Bölüm 53

Herkese selam,

Aslında bu hafta Wattpad'e küstüm. Kırgınım. Sıralamalarımı değiştirdiler, bir şeyler yaptılar bütün okunmalarım azaldı. Nedeğnnnn :( Çok mutsuz oldum.

Yine deeeeee....

En hızlısından size bölüm yüklüyorum. Çünkü sizi de yazmayı da çok seviyorum :D

Ne diyelim, daha güzel günlere inşallaaaaah...

Öpücükler, keyifli okumalar

:*

***

Devil, devil...

***

BÖLÜM 53:

KÖTÜ ADAM

           

Cahil cesareti... Sanırım benim fütursuzca attığım adım için kullanılan tanım buydu. Kendimi önüme çıkan ilk taksiye atarken sonraki on saniyeden ötesini düşünememiş olan beynim tekerler döndüğü an beni bekleyen gerçek tehlikenin farkına varmıştı.

Beş parasızdım. Telefonum yoktu. Soğuktan korunmamı sağlayacak bir montum bile yoktu. Büyük gelen ayakkabılarım ve üzerimdeki emanet kıyafetlerle bir evsizden farksız görünüyordum muhtemelen. Dikiz aynasından beni kesen taksici yüzü gözü yara içinde, durmadan ağlayan bu kızı neden arabasına aldığını düşünüyordu şüphesiz.
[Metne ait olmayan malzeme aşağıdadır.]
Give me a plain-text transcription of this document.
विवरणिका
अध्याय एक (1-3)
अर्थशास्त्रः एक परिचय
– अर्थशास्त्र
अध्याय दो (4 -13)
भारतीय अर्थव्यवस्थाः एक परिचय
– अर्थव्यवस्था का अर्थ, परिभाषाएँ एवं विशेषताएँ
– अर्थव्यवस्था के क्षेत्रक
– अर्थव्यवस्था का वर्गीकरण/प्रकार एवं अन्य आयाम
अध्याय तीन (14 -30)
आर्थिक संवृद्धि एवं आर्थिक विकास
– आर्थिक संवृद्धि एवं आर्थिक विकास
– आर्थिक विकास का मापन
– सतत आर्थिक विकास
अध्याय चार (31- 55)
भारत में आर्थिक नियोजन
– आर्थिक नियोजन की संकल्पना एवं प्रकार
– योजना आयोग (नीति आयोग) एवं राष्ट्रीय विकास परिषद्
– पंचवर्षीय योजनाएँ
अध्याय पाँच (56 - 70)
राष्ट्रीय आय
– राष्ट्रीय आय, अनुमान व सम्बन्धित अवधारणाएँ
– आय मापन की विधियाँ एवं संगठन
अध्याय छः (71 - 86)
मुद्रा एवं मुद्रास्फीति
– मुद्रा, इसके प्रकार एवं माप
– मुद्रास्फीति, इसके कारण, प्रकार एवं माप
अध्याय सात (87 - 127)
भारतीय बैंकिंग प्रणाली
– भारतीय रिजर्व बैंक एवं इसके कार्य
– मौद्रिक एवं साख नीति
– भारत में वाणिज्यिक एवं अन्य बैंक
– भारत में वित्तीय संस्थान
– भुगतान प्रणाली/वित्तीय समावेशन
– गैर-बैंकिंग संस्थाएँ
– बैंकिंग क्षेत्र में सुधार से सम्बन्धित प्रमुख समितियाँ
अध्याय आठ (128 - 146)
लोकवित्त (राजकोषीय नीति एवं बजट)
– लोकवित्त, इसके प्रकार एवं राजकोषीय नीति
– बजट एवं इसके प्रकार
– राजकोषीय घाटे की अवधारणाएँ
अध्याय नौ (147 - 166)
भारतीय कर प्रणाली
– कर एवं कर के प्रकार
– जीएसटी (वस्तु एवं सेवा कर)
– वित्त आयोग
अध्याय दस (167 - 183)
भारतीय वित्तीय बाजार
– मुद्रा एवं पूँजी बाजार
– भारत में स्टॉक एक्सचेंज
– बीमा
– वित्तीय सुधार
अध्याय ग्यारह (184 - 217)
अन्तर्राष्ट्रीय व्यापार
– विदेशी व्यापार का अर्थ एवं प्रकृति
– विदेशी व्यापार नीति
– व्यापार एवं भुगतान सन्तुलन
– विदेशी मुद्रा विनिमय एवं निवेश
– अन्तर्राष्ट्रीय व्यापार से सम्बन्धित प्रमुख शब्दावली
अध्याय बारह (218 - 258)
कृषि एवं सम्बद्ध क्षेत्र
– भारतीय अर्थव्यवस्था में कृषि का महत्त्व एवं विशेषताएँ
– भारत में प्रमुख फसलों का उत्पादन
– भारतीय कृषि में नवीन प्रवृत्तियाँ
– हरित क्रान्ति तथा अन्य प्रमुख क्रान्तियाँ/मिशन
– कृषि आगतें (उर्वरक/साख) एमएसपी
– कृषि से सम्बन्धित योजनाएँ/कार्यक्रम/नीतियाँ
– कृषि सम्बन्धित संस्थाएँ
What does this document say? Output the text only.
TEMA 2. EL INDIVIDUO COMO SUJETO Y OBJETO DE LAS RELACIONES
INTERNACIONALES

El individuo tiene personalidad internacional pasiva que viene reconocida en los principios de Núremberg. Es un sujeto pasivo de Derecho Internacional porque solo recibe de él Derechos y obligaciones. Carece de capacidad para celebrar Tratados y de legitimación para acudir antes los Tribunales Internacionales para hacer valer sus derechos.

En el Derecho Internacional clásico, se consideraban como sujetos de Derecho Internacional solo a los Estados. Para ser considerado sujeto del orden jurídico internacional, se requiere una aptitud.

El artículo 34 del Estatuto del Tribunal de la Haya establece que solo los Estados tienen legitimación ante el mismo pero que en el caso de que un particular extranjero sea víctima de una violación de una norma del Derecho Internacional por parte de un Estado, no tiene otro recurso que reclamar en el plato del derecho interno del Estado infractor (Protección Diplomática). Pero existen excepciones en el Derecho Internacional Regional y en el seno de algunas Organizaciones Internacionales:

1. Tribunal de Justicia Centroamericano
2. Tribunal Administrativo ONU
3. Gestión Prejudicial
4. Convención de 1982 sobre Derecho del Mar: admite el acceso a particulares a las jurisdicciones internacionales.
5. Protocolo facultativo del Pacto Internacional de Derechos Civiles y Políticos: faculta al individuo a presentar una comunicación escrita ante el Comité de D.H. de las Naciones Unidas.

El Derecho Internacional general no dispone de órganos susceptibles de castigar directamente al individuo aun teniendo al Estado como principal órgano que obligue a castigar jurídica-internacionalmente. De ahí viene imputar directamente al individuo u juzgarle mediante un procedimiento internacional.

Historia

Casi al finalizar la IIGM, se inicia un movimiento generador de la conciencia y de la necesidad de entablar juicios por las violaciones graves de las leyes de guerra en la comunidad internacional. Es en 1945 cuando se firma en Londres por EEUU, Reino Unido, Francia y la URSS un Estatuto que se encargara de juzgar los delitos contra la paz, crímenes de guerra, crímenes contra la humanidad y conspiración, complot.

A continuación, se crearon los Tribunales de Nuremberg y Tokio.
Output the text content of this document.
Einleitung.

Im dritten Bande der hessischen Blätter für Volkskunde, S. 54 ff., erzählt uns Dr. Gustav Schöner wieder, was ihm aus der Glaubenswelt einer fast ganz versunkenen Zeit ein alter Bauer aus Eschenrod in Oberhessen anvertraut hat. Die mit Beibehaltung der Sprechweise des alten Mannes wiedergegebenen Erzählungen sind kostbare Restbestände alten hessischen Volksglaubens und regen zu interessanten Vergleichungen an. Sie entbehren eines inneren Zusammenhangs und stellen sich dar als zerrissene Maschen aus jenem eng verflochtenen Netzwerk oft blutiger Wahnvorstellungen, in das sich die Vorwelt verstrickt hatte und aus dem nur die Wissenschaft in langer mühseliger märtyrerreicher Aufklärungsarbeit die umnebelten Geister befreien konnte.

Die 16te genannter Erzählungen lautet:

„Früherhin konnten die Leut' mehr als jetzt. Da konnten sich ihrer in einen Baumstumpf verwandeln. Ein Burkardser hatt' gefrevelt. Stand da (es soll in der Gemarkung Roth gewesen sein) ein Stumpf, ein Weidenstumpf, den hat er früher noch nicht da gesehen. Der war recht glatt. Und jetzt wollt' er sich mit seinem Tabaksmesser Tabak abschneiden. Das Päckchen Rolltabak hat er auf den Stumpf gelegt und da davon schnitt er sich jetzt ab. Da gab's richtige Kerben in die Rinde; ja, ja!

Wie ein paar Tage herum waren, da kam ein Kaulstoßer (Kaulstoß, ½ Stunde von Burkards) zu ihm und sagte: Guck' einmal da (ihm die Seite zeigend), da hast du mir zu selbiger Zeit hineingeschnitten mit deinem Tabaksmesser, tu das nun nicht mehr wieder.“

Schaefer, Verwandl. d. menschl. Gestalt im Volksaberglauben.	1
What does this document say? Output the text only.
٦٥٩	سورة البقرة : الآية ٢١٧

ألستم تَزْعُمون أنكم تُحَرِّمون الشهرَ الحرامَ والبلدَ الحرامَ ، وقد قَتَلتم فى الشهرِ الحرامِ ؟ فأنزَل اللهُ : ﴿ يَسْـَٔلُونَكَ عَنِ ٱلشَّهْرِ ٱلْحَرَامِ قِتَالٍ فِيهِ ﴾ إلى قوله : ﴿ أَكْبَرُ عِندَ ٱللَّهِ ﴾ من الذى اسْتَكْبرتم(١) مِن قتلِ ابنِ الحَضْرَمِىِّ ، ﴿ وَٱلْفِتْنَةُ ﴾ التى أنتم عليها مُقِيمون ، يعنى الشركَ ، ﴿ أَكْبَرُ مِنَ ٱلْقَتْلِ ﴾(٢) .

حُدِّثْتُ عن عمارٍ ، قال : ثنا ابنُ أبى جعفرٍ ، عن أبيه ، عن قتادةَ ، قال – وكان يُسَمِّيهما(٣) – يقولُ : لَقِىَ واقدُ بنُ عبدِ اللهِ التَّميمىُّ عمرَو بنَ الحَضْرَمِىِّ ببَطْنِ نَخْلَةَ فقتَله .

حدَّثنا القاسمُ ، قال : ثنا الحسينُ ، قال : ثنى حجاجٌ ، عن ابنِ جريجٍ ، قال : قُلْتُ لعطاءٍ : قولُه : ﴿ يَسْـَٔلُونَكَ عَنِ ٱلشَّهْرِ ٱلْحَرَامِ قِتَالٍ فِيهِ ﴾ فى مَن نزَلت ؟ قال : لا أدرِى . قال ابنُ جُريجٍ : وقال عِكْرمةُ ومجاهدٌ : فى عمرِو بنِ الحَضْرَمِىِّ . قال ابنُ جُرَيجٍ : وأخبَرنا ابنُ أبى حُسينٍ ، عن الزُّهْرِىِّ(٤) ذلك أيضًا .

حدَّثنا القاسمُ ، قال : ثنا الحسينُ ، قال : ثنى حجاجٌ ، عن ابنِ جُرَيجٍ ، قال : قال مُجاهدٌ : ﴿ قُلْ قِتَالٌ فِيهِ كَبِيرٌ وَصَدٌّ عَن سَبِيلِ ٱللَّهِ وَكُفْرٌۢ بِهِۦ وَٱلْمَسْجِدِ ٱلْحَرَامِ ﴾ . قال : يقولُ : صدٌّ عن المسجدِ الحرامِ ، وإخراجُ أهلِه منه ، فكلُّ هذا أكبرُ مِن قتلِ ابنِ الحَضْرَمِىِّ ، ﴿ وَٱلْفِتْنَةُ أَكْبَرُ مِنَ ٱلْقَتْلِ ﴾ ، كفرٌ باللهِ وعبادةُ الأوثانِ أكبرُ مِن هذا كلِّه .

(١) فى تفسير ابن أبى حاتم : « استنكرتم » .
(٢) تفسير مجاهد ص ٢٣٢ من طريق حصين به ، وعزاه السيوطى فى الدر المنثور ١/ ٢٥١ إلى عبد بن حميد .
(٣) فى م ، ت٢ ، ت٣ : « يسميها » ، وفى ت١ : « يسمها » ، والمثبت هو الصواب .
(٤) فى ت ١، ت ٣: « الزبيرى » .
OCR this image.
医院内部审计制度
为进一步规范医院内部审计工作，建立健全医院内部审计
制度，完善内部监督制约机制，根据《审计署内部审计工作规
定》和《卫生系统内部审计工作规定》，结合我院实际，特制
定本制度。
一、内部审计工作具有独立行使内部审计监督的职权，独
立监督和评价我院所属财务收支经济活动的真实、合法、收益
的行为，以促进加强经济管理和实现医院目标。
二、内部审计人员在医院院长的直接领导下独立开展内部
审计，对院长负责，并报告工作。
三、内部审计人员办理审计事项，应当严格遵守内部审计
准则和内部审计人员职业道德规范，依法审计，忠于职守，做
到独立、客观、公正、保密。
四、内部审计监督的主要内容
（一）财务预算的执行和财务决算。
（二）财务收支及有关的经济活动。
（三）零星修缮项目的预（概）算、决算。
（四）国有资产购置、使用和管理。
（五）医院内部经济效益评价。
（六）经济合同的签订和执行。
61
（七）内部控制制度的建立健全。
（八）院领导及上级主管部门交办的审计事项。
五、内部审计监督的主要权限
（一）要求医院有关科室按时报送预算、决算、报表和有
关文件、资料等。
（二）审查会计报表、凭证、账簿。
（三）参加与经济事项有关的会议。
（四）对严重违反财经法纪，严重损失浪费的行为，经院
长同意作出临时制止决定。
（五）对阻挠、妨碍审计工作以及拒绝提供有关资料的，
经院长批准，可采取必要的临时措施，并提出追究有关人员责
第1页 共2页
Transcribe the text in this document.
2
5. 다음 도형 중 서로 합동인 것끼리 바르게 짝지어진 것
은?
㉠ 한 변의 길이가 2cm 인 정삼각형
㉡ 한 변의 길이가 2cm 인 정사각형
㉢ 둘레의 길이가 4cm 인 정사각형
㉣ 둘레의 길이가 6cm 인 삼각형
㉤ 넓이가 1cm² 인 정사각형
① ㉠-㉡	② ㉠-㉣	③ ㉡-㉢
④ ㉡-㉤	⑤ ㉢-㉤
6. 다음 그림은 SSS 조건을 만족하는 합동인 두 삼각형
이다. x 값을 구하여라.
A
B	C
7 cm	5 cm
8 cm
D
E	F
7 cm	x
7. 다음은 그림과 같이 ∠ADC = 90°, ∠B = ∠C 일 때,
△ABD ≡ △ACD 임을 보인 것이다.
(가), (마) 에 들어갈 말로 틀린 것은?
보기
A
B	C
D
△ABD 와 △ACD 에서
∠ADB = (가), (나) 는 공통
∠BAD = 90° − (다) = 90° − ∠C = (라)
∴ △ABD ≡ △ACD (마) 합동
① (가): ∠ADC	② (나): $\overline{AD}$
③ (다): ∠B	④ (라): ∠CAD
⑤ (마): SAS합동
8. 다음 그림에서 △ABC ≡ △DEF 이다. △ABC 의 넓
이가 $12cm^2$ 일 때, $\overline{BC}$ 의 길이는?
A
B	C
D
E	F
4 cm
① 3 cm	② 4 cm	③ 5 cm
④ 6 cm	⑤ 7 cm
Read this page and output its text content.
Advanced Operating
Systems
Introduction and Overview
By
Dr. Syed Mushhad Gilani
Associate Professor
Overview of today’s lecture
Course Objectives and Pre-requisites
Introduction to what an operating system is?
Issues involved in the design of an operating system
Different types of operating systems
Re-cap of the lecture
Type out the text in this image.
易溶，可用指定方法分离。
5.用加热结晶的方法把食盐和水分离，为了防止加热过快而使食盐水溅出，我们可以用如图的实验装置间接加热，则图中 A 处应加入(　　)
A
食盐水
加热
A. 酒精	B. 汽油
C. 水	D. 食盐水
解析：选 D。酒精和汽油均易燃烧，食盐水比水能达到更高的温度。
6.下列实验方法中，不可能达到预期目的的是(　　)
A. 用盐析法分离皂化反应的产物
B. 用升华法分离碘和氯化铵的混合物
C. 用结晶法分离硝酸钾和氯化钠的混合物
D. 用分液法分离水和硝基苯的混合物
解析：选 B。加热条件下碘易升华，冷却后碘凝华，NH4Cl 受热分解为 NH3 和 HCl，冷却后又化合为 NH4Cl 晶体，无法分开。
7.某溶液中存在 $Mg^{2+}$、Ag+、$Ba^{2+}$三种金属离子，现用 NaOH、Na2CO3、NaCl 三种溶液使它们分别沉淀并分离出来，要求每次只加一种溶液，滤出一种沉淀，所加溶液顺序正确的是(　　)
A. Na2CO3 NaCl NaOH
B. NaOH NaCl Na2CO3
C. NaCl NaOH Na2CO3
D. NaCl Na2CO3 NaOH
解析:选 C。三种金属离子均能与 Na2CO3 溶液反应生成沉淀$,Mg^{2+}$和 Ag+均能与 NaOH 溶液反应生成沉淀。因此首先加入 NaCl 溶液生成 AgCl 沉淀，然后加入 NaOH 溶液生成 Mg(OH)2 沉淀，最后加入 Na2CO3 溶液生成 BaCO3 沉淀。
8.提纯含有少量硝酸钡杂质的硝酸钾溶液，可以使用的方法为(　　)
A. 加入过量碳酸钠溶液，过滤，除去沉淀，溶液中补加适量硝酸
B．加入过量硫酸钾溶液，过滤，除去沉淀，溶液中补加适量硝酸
İşin en acıklısıysa kendi ayaklarıyla katilinin kollarına koşan bir kurbandan farksız olmamdı. İstanbul'da evim dediğim tek yere doğru süratle yol alırken aklıma gidecek başka hiçbir yerin gelmemesi kaderin bir oyunuydu kesin. Evet, verdiğim anlık kararla hayatıma sıfırdan bir başlangıç yapmayı seçmiştim. Ama o başlangıç için önce hayatımı mahveden adamla yüzleşmem ve yüklerimden kurtulmam gerekiyordu demek.

"İleriden sağa dönelim." dedim daha bir gün siteye girdiğimizde. Daha bir gece önce canımı kurtarmak için bu sokaklardan geçmiş, tam da şu an durduğumuz yerde Rüzgar'la karşılaşmıştım. Zihnimden bir türlü atamadığım görüntüler eve yaklaştıkça gerçekliğe üstün geliyordu sanki. Taksiciye "Şu beyaz ev." dediğim halde gözlerim ağlayarak o evden gecenin karanlığına atlayan zavallı bir kızdan başka şey görmüyordu.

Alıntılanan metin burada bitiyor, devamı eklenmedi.